Buster Keaton (1895-1966) nació con el cine y murió al filo de la década renovadora en la que pareció que al séptimo arte no le quedaba otro recurso que reinventarse para seguir agradando a las nuevas generaciones. Sobre si esa renovación logró o no su objetivo habría mucho que decir. Pero hubo quienes, como Keaton, no conocieron otra cosa que lo que, retrospectivamente considerado, no parece sino el ciclo completo de desarrollo de un nuevo arte, desde su nacimiento en 1895 hasta el relativo agotamiento de las fórmulas genéricas y los modos de producción de los grandes estudios a comienzos de los 60.

En ese intervalo, Keaton lo vivió todo. Como tantos “cómicos” del cine, comenzó siendo un artista de vodevil que aprendió a dominar los resortes básicos de la comicidad elemental actuando ante un público. Luego haría lo propio ante una cámara, para acabar percatándose de que ésta no sólo registraba lo que el cómico hacía, sino que ofrecía la posibilidad de ampliar infinitamente el espacio escénico, alterar el tiempo real de los acontecimientos e introducir en los números interpretativos el factor añadido del ilusionismo visual. Keaton pronto demostró tener un instinto nato para intuir esas posibilidades. “Si no hubiera sido actor, habría sido ingeniero”, dijo de él un conocido1. En la vida relativamente modesta que vivió en sus últimos años, recuperado ya del infierno del alcoholismo y la postergación, su refugio favorito era un cobertizo en el que guardaba toda clase de utensilios y máquinas, con los que ideaba automatismos absurdos o recreaba los que utilizó en sus películas, tales como un ferrocarril de juguete que transportaba los distintos platos de una comida desde la cocina hasta la mesa en la que se servía: naturalmente, el trenecillo descarrilaba y los platos acababan volcados en el regazo de una de las invitadas. Era el destino habitual de todas las ideaciones del ingenio de Keaton: se empleaba en ellos el talento necesario para levantar una presa o poner en marcha una fábrica, pero el mecanismo resultante estaba fatalmente abocado a la autodestrucción y al ridículo de quienes fiaban sus ilusiones al correcto funcionamiento del mismo.

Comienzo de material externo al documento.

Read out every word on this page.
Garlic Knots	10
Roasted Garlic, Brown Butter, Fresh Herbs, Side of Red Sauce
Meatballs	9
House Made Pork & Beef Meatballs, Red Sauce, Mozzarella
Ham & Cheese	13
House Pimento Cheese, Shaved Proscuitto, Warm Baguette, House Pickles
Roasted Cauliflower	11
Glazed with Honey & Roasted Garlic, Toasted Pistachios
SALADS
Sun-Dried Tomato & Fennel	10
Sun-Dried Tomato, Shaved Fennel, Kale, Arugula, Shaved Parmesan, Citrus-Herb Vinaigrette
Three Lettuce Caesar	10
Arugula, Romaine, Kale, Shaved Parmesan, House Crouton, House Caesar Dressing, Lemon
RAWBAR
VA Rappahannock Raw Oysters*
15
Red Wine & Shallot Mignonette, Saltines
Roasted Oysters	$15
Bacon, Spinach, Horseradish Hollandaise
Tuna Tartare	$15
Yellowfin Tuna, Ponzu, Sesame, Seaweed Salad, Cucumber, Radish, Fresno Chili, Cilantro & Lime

El cine de Keaton —es decir, el conjunto de películas que no sólo protagonizó, sino que también produjo, dirigió y montó— abunda en esta clase de efectos. En El navegante (The Navigator, 1924) se sirvió de un barco abocado al desguace para improvisar en él todas las vicisitudes imaginables que pudieran acontecer a una pareja atrapada en una embarcación a la deriva. En El moderno Sherlock Holmes (Sherlock Jr., 1924) es la pantalla de un cine la que sugiere a un joven proyeccionista la posibilidad de acceder a ella —como harían sesenta años después los protagonistas de La rosa púrpura de El Cairo (The Purple Rose of Cairo, 1985) de Woody Allen— e interactuar, no sólo con los personajes de la película proyectada, sino también con la cambiante sucesión de paisajes que van apareciendo en la misma: el logro técnico es un prodigio de sincronización, hecho mediante el procedimiento de reservar una parte de la película sin impresionar y filmar luego sobre ella la escena o elemento que se pretendía yuxtaponer a la filmación primera. En El maquinista de la General (The General, 1926), su película más famosa, un arriesgado trance de la Guerra Civil americana es recreado en los términos de comicidad a los que Keaton había dado carta de naturaleza en sus filmes anteriores: ahora será el heroísmo del protagonista lo que desencadene la fatal cadena de destrucción; y para ello, naturalmente, el soñador de grandes designios que siempre fue Keaton hizo volar un tren real a su paso por un puente.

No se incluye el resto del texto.